Report: 3 firms shipped 1.6B opioid doses to Mo.
Three companies shipped approximately 1.6 billion doses of powerful prescription opioids to Missouri pharmacies from 2012 to 2017, according to a congressional report seeking the root causes of the opioid epidemic.
The report, released by Sen. Claire McCaskill, D-Mo., shows that drug distributors Cardinal Health, McKesson Corp. and Amerisource Bergen funneled the equivalent of about 260 opioid pills for every person in Missouri in the six-year period, during which time the opioid epidemic raged there — and nationwide.
The data, which the companies provided to the Senate Committee on Homeland Security and Governmental Affairs, shows that McKesson and AmerisourceBergen each shipped approximately 650 million opioids to Missouri. McKesson reported 16,714 suspicious orders from 2013 to 2017, while AmerisourceBergen reported 224 from 2012 to 2017. Cardinal Health shipped about 325 million pills and reported 5,125 suspicious orders to the DEA.

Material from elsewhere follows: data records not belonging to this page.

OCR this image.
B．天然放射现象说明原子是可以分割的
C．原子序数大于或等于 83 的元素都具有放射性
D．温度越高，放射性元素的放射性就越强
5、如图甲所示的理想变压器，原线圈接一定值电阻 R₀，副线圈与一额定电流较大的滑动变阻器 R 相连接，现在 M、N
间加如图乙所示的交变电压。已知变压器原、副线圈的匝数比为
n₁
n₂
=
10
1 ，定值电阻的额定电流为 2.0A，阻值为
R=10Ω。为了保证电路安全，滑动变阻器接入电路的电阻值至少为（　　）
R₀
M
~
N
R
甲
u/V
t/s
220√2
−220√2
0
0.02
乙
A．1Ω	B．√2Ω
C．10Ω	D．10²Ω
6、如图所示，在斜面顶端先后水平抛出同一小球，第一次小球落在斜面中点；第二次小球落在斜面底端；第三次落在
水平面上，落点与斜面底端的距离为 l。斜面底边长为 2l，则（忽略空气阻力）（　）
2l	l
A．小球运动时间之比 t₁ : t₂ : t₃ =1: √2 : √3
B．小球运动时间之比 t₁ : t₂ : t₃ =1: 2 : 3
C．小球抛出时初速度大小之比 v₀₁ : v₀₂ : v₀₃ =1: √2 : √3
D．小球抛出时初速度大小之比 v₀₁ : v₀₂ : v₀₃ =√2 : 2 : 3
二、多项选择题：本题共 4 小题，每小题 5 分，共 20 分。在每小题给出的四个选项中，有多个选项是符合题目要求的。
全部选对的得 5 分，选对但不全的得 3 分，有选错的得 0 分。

“The disparities exist despite the fact that each company employs similar strategies to prevent diversion,” the report states, noting that the companies use analytics to measure and report suspicious orders.
“Something is wrong here,” McCaskill said in an interview. “There is no way you have this divergence of reporting between the three major distributors.”
Cardinal Health was fined $44 million in 2016 to resolve allegations that it failed to report suspicious orders of narcotics. In 2008, Cardinal paid a $34 million fine to settle similar allegations. McKesson agreed to pay $150 million in fines in January 2017 to resolve allegations that it failed to report suspicious orders. In 2008, the company paid a $13 million fine for similar allegations.
Despite the huge fines, the report said that DEA enforcement efforts have declined since 2011, and the DEA issued just 12 immediate suspension orders to distributors between fiscal 2007 and 2017. Former DEA officials reported that the “revolving door between the agency and the distribution industry created an institutional resistance to issuing immediate suspension orders,” according to the report. The DEA did not respond to a request for comment Wednesday.
The report also cites a Washington Post report about how members of Congress allied with drug distributors to pass a law — the Ensuring Patient Access and Effective Drug Enforcement Act — that bowed to industry and undermined efforts to slow the flow of pain pills nationwide.
McCaskill’s report also looked at suspicious order-reporting in Missouri from 2012 to 2017 by four generic manufacturers, according to data the companies volunteered to the Senate: Allergan, Mallinckrodt, Endo and Teva. Mallinckrodt reported 905 suspicious orders from 2012 to 2017 and Endo none. Teva and Allergan’s numbers are unknown. The companies did not respond to requests for comment.